Double digging a garden bed is the first step toward having a very productive garden. If you want to grow root vegetables, double digging is especially helpful because it creates a deep area of loose, friable soil. Most (if not all) plants you might be thinking of planting will benefit from this treatment. It is hard work, however, and it is also time consuming. Set aside a day or even a couple of days if your garden is very large. Take frequent breaks and make sure to stay hydrated as you work.
Test your soil at your intended garden site before beginning. Home soil test kits are available from garden centers, but your county extension office offers a more comprehensive and accurate test at a comparable cost. If the results are not clear to you, you can speak to someone at the extension office who can help explain what they mean and direct you toward any soil amendments you need to purchase. Agricultural lime raises the pH level of the soil, while sulfur lowers it. Other amendments may also be necessary, depending on your soil's level of various nutrients.

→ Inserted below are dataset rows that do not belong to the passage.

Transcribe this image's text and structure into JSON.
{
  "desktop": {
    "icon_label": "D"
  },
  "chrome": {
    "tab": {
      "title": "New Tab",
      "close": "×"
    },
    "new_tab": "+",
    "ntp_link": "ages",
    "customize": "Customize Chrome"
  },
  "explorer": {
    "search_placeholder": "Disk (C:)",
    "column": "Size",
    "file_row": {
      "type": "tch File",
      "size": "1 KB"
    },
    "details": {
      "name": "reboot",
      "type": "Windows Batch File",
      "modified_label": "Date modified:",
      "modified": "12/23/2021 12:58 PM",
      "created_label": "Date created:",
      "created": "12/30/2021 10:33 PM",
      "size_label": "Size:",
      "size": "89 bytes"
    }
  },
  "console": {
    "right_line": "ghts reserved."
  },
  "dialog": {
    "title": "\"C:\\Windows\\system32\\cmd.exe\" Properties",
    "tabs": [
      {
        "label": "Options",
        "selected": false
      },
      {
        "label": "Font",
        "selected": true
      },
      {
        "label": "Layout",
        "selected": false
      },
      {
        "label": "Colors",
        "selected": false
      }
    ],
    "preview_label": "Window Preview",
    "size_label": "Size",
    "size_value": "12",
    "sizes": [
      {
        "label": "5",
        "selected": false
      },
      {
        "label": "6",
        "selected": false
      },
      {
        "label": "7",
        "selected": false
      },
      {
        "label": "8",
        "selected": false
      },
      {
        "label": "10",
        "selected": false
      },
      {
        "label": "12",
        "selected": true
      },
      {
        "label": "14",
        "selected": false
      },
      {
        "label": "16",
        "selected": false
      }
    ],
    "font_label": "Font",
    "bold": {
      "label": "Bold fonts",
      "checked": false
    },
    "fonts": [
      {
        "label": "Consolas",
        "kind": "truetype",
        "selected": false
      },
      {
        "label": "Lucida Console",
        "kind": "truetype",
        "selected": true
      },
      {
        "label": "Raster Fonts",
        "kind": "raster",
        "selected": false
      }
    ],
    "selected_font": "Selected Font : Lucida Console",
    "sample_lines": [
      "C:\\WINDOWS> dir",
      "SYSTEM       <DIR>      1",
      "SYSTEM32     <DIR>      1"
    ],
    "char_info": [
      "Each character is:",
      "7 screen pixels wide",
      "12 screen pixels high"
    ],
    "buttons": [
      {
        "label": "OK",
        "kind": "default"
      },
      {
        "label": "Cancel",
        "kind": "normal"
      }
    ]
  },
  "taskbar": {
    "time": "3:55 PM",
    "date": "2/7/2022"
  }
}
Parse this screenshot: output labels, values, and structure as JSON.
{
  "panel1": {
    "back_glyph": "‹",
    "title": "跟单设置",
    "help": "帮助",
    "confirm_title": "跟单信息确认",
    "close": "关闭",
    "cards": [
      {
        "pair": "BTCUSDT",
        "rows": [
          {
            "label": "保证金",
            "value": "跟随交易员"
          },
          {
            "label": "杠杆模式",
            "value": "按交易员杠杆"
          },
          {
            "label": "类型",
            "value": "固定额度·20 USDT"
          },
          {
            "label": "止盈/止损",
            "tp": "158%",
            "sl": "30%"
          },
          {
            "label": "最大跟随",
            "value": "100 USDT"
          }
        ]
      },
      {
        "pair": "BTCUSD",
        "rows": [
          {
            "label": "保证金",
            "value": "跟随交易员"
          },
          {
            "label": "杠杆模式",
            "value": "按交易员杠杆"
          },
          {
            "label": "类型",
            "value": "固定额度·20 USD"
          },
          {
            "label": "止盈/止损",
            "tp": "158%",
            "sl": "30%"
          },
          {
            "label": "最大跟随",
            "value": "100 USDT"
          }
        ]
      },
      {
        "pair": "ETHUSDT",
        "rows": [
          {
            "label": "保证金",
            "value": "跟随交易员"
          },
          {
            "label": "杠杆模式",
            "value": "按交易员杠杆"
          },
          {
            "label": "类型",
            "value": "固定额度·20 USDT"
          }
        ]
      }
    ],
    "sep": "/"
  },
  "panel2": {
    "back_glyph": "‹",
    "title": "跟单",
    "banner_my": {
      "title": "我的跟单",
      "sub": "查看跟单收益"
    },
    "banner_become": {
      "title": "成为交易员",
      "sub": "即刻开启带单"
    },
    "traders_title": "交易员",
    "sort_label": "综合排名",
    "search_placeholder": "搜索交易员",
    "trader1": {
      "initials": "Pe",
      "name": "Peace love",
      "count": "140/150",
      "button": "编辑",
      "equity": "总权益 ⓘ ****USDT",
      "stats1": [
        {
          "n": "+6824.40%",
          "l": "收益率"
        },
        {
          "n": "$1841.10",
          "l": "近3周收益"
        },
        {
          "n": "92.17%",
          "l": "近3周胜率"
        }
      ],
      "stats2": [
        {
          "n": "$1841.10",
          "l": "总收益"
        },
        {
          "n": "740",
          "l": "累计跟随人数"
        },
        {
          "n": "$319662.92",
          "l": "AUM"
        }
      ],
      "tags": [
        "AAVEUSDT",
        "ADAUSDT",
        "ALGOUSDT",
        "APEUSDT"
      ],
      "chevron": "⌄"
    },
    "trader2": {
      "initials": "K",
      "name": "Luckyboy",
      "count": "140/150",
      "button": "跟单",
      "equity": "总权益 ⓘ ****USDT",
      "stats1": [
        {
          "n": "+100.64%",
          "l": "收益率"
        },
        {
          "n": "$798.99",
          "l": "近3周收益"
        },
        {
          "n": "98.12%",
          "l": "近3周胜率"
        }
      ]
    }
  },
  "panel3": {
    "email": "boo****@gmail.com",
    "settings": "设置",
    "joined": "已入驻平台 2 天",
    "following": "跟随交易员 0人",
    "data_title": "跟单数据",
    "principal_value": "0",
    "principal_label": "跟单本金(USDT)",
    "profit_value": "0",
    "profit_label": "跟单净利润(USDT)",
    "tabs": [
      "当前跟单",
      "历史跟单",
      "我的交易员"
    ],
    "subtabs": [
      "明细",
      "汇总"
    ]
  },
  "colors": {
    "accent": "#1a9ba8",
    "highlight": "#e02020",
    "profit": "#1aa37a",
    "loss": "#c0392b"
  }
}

Dig a trench across your garden that is 1-foot wide by 1-foot deep. Move the soil from that trench into the wheelbarrow as you dig.
Plunge the pitchfork straight down into the bottom of your trench and rock it back and forth to loosen the soil. Continue in this manner all the way down the length of the trench.
Dig a second 1-foot wide by 1-food deep trench, right next to the first. Move the soil from that trench into the first trench as you dig. Loosen and fluff the soil at the bottom with the pitchfork once more.
Repeat the trench-digging and soil-moving process until your entire garden has been dug. Place the soil in the wheelbarrow from the first trench in the last trench that you dig.
Mix compost into the finished soil in a 1:1 ratio across all trenches. Add any other soil amendments recommended by your soil test at this time as well. Consult your county extension office for appropriate application amounts.